How to Charm Me

Thank you, Old Man at Costco, who after seeing I had a 18-lb. baby strapped to my front and a shopping cart full of produce, didn't hesitate for a moment to insist on picking up my two cases of bottled water and loading them onto the bottom of my cart. Sometimes, the sweetness of strangers just amazes me.

It's people like this 75+ year-old man who make up for the other assholes in the world, namely the dude at the post office who stared blankly at me as I carried a baby-loaded pumpkin seat in one hand and a laundry basket full of packed manila envelopes in the other. As I tried to hold the pumpkin seat, balance the laundry basket on my hip and open the door to the post office, he looked at me and said, "Wow, you have your hands full." Thank you, sir. Why, yes, I do.

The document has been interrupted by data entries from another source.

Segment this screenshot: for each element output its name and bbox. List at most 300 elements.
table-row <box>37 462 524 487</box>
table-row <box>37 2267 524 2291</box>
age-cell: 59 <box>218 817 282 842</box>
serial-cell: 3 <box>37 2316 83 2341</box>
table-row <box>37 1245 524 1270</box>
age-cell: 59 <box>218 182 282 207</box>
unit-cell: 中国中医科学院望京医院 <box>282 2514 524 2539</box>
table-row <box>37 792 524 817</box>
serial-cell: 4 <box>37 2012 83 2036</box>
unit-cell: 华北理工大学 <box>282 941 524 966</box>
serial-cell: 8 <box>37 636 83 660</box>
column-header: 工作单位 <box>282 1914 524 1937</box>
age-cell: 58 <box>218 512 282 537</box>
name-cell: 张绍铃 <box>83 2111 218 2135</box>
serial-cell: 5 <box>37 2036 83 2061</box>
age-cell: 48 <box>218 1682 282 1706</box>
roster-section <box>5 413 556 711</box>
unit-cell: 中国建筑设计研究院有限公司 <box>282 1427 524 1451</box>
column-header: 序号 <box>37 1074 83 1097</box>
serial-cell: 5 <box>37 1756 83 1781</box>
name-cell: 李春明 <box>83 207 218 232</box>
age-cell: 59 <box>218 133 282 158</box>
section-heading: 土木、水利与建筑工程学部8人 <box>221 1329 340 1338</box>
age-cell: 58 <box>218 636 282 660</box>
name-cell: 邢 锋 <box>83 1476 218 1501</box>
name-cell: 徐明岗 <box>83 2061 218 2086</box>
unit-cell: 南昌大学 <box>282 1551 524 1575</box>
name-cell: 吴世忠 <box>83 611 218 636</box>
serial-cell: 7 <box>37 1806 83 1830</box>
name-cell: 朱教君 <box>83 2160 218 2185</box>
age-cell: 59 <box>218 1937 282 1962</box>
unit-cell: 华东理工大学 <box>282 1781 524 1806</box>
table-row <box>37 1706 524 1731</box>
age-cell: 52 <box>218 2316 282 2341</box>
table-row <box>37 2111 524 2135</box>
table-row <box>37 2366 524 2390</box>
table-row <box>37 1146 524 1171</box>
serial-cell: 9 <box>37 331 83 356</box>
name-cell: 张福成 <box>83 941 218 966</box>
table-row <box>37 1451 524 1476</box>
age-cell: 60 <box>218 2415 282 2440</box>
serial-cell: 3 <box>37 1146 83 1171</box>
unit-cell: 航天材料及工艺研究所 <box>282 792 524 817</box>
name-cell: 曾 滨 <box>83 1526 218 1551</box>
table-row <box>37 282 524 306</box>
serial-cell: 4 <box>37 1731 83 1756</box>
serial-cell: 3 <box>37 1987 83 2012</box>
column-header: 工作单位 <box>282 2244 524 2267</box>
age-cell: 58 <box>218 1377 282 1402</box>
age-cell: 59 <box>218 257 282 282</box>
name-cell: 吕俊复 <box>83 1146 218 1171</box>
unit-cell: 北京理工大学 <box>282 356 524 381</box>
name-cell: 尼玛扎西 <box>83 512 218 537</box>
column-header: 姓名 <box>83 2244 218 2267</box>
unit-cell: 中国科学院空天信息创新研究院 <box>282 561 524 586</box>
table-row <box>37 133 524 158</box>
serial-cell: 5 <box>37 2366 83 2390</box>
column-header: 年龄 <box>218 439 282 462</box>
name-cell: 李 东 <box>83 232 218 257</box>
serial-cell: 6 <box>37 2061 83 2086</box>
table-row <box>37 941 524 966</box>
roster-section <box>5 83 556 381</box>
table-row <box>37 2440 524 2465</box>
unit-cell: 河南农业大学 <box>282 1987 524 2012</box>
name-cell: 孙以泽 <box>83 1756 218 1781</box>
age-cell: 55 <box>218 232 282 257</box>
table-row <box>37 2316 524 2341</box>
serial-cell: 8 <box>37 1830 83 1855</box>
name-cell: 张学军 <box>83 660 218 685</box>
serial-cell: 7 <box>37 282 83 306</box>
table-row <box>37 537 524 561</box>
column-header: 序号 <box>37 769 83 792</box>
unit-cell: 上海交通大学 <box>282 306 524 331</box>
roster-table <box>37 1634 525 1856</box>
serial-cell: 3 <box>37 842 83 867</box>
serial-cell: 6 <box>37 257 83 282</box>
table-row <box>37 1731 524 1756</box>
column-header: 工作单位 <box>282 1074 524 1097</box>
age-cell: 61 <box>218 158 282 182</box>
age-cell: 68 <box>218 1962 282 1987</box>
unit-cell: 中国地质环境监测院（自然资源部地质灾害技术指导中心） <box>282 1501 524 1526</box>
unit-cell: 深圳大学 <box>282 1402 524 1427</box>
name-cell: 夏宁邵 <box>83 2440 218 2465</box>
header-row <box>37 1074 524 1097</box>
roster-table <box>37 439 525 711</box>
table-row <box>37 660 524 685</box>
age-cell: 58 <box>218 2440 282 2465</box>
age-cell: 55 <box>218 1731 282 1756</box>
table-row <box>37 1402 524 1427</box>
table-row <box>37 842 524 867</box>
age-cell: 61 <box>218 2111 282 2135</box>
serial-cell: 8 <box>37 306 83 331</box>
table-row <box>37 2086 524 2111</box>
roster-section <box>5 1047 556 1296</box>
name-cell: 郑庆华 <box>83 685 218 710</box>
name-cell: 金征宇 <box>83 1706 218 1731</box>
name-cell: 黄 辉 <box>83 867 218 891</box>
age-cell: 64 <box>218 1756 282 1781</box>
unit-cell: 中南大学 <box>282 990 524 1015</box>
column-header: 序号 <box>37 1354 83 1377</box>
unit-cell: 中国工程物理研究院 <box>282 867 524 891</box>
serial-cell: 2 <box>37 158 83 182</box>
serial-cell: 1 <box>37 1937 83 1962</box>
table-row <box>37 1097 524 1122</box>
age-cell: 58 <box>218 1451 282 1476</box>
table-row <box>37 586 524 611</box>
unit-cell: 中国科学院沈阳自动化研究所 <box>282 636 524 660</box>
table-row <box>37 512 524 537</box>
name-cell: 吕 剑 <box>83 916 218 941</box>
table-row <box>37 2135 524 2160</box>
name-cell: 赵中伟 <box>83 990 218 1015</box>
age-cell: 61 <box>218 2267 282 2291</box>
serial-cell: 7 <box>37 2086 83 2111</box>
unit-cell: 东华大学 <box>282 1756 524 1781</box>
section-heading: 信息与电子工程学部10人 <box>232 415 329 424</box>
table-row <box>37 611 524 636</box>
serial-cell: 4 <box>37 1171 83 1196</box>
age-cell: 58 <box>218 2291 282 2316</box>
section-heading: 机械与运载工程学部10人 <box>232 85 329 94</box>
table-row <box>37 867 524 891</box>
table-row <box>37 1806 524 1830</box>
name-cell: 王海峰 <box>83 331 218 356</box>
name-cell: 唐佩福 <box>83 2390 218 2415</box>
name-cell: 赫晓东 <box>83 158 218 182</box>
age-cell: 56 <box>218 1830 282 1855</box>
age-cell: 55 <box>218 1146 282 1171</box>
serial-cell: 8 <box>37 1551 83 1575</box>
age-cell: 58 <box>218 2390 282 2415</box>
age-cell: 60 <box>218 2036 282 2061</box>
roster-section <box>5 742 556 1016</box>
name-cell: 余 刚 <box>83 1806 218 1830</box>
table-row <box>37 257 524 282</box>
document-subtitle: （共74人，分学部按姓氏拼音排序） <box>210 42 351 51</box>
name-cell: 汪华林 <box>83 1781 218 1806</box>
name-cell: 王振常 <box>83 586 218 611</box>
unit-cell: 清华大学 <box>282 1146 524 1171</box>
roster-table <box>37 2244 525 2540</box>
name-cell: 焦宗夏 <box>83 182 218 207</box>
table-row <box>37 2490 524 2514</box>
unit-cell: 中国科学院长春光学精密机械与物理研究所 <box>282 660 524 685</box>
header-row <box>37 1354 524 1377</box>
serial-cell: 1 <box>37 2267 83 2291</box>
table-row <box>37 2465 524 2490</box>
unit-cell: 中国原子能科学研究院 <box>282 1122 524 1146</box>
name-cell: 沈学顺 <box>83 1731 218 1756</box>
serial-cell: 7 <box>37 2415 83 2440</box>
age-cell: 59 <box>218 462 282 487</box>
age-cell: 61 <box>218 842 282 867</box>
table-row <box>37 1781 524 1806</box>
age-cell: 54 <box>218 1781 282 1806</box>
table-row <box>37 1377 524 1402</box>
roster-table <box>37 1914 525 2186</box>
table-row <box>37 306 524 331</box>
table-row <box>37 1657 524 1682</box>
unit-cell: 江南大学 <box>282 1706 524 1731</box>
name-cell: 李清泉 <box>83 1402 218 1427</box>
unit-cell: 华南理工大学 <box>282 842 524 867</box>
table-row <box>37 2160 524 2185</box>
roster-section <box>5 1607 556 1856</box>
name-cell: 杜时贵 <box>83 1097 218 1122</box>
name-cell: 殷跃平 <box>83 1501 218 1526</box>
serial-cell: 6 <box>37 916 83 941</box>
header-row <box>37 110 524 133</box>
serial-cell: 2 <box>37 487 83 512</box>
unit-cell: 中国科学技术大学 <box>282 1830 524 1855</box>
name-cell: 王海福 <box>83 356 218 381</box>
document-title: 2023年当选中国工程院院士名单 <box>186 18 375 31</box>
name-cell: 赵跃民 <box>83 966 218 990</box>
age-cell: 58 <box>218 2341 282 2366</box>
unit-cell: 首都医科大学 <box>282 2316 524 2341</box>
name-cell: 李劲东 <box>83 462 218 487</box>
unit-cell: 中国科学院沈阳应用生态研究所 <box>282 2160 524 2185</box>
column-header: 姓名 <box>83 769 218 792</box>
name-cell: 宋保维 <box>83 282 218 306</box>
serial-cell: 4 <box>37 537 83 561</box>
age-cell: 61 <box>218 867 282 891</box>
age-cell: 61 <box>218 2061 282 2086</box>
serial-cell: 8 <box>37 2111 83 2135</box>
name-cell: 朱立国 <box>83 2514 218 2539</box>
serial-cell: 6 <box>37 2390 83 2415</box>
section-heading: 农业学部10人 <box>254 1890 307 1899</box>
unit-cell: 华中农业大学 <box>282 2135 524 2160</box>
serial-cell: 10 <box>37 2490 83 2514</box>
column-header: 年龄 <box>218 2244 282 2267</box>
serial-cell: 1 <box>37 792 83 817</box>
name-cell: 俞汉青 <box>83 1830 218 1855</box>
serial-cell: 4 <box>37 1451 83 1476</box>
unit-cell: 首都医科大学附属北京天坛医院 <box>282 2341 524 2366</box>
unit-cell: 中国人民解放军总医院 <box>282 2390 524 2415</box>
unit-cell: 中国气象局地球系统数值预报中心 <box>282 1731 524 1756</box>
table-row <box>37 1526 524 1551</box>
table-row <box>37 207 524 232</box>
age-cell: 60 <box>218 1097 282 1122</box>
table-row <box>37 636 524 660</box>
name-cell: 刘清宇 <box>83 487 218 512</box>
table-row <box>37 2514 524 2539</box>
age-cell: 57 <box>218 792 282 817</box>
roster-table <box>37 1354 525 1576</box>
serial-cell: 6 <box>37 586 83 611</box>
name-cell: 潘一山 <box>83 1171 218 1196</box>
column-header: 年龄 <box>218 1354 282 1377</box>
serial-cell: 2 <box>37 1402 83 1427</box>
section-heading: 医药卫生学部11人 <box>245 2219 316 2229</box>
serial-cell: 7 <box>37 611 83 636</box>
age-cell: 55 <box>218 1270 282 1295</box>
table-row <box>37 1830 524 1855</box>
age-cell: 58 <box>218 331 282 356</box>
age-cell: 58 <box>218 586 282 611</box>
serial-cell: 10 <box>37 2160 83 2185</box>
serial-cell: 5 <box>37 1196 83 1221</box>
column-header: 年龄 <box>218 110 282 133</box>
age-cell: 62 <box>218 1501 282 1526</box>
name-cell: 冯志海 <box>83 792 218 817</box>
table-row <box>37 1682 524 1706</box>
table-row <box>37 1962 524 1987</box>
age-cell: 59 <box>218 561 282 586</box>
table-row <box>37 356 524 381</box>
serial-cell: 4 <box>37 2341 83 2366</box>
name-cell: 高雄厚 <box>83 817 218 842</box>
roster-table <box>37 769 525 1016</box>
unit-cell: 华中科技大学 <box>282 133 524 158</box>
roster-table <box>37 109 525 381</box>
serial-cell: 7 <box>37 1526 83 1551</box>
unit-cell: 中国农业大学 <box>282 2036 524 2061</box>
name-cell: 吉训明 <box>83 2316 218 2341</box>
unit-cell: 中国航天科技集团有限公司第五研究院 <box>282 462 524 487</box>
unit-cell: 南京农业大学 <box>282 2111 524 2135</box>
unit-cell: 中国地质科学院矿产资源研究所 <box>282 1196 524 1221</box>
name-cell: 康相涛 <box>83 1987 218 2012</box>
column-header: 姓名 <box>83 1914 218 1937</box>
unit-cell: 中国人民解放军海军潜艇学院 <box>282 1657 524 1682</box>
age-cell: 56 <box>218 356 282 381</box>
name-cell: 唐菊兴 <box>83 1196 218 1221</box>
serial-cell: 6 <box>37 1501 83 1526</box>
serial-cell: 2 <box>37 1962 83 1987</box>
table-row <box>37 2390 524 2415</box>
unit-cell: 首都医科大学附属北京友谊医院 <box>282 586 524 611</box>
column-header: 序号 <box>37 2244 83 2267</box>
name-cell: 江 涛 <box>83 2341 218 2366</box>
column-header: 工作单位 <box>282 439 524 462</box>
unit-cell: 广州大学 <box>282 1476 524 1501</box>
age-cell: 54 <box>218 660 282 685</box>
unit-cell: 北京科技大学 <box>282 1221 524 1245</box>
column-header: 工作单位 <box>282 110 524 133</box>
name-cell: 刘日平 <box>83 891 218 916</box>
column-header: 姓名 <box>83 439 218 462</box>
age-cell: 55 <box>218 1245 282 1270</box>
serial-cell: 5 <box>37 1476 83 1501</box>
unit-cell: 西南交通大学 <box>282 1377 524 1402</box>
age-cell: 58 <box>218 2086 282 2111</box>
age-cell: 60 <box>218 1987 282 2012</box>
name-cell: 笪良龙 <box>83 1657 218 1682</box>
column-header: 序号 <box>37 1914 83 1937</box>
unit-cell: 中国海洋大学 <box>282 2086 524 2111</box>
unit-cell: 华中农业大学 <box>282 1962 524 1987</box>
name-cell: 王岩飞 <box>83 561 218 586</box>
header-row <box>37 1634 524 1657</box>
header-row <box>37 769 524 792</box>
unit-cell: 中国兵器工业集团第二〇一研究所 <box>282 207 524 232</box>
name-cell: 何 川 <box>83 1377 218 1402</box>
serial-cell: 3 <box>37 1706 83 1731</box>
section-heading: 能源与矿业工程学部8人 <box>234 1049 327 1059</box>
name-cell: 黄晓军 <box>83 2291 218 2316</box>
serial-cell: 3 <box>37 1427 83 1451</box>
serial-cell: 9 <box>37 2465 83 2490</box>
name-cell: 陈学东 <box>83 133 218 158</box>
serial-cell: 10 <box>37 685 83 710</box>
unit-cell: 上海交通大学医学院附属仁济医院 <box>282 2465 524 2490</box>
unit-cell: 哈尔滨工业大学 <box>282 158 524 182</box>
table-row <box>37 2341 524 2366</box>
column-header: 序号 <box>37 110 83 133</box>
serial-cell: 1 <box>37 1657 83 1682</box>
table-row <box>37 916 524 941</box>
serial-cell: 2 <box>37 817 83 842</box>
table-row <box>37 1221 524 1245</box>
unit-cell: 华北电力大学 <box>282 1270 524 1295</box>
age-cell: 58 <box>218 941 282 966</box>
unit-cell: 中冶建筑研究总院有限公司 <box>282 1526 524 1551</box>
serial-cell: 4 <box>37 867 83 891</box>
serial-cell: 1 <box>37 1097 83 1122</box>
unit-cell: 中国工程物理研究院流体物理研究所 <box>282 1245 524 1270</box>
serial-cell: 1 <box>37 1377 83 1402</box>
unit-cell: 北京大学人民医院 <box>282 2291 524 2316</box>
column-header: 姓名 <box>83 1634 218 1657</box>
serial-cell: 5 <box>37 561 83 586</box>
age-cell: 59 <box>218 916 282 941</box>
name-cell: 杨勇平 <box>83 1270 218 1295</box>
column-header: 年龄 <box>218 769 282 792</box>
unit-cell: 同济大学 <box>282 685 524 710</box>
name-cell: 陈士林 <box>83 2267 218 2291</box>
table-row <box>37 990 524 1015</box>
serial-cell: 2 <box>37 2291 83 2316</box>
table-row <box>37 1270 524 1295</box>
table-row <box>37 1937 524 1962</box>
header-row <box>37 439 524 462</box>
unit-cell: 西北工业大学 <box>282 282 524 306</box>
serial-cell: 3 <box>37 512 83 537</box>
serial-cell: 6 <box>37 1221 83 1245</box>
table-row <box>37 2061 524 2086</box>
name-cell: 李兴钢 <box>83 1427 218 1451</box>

And then, while walking out of the post office, a woman and her 7 or 8 year-old daughter were entering the building. Again, I had a pumpkin seat in one arm, a laundry basket in the other. Having just mailed all my packages, the laundry basket was empty. None the less, my hands were still full, and it was obvious, as I struggled to open the door to leave the post office. The mother and her daughter just watched as I wrangled to exit the post office lobby. It's not like they did not see me; I heard the little girl say, "Mommy, look at the little baby!"

It's not like I expect people to just cater to me since I have a baby. But, please. Please let me raise Greta to not just say "please" and "thank you" when expected but to go out of her way to do the little things, like holding the door open for strangers -- whether their hands are full or not. I want her to treat others how she would like to be treated. Common courtesy seems like common sense to me.